Depression is a widespread “common disease”. More and more people suffer from depression and the use of antidepressant drugs is steadily increasing. There are about 350 million people affected worldwide. Worldwide depression is the leading cause of incapacity of work, and there is no other disease with the same negative impact on patient’s life like the depression.
Since I started primary care, depression and its concomitant diseases has become more and more the focus of my work.
Depression is a “difficult” disease that has multiple causes and manifestations and is therefore not always easy to recognize and to treat. Every depression and every patient are unique and needs personalized treatment.
Causes and risk factors of a depression include: genetic predisposition, positive family anamnesis for depression, partner or other close person affected by depression, presence of other psychological or psychiatric pathologies, difficult life circumstances, burn-out and chronic stress.
And what I would like to talk about in particular in this article: nutrient deficiency, in particular: vitamin B6 deficiency, vitamin B12 deficiency, vitamin D deficiency.
If there is a suspicion of a depressive disorder, a thorough diagnosis should be made before therapy. A blood test which investigates the vitamins above, but also iron deficiency (ferritin), thyroid gland, blood glucose should be done.
The above vitamin deficiencies, especially vitamin D deficiency, can be the cause of depression, aggravate it or occur with other factors.
International scientific studies have shown that depressed people often have a vitamin D deficiency. Vitamin D deficiency doubles the risk of developing depression (especially in the presence of other risk factors). This is especially true for older people. Among other things, because our skin with increasing age produces less vitamin D at sun exposure. The more pronounced the vitamin D deficiency is, the more severe are the symptoms of depression. An example of the relationship between vitamin D deficiency and depressive mood, is the mild form of depression, the so called winter depression during the sun poor months. Conversely the increase of vitamin D level decreases the depressive symptoms.
So before you turn to antidepressant drugs, you should treat vitamin deficiencies (and other nutritional deficiencies).
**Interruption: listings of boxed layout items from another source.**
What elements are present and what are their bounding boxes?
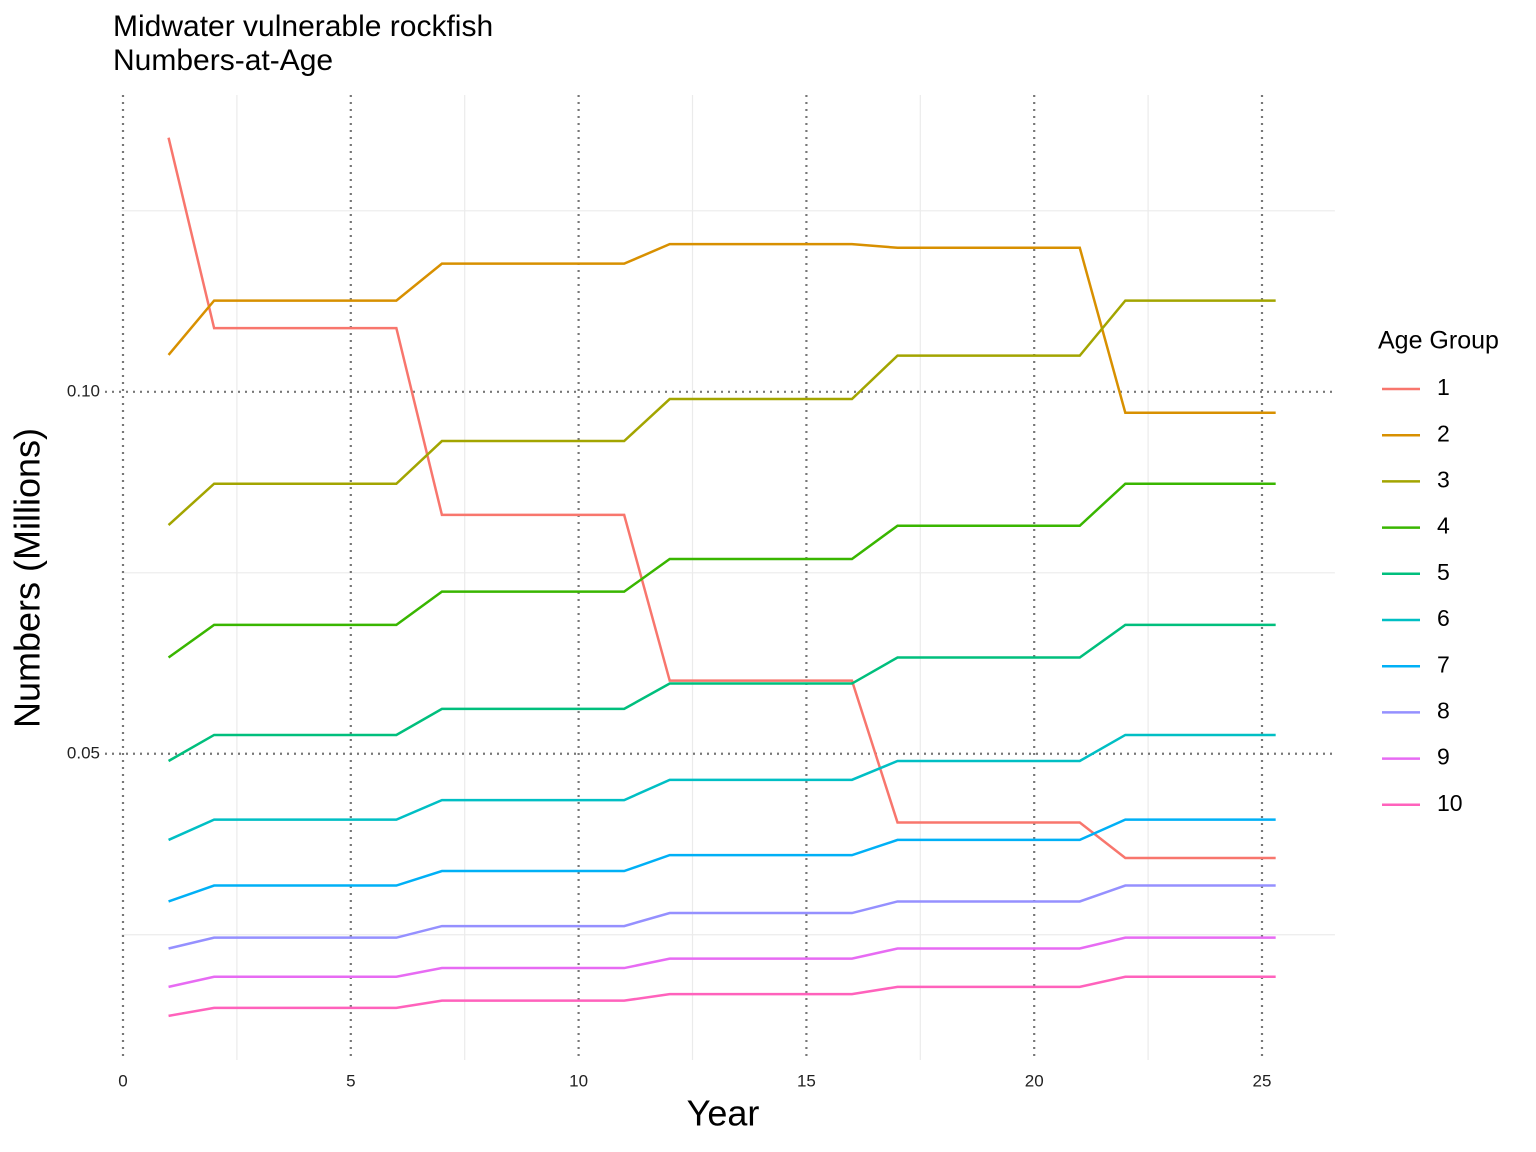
series-line	[167, 482, 1276, 659]
series-line	[168, 818, 1276, 903]
legend-label: 5	[1437, 559, 1450, 585]
x-tick-label: 5	[346, 1071, 355, 1090]
legend-label: 9	[1437, 744, 1450, 770]
y-tick-label: 0.05	[67, 743, 100, 762]
series-line	[167, 299, 1276, 526]
series-line	[168, 884, 1276, 950]
legend-label: 8	[1437, 697, 1450, 723]
legend-label: 6	[1437, 605, 1450, 631]
series-line	[167, 623, 1276, 763]
x-tick-label: 0	[118, 1071, 127, 1090]
x-tick-label: 25	[1253, 1071, 1272, 1090]
series-line	[167, 242, 1276, 415]
x-tick-label: 20	[1025, 1071, 1044, 1090]
legend-label: 7	[1437, 651, 1450, 677]
series-line	[168, 936, 1276, 989]
chart-subtitle: Numbers-at-Age	[113, 44, 333, 77]
x-tick-label: 10	[569, 1071, 588, 1090]
legend-label: 2	[1437, 420, 1450, 446]
y-axis-label: Numbers (Millions)	[7, 428, 48, 728]
legend-label: 1	[1437, 374, 1450, 400]
x-tick-label: 15	[797, 1071, 816, 1090]
x-axis-label: Year	[687, 1093, 760, 1134]
legend-title: Age Group	[1378, 327, 1499, 355]
y-tick-label: 0.10	[67, 381, 100, 400]
series-line	[168, 733, 1276, 842]
legend-label: 10	[1437, 790, 1463, 816]
series-line	[168, 975, 1276, 1018]
legend-label: 4	[1437, 513, 1450, 539]
legend-label: 3	[1437, 466, 1450, 492]
chart-title: Midwater vulnerable rockfish	[113, 10, 493, 43]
Light to medium depression may be treated successfully and permanently without antidepressant drugs by:
correction of the nutritional deficiencies, in particular with vitamin D medication
regular sport activity
sufficient sleep
psychotherapeutic support
Pharmacotherapy at the beginning often is not uncomplicated. It takes some time to find out the appropriate antidepressant drug and the right dosage for the patient. In many cases they lose their positive effects after a period but lead to a psychological dependence. You should always first take the above measures and at the same time try to improve your life-style with psychological support.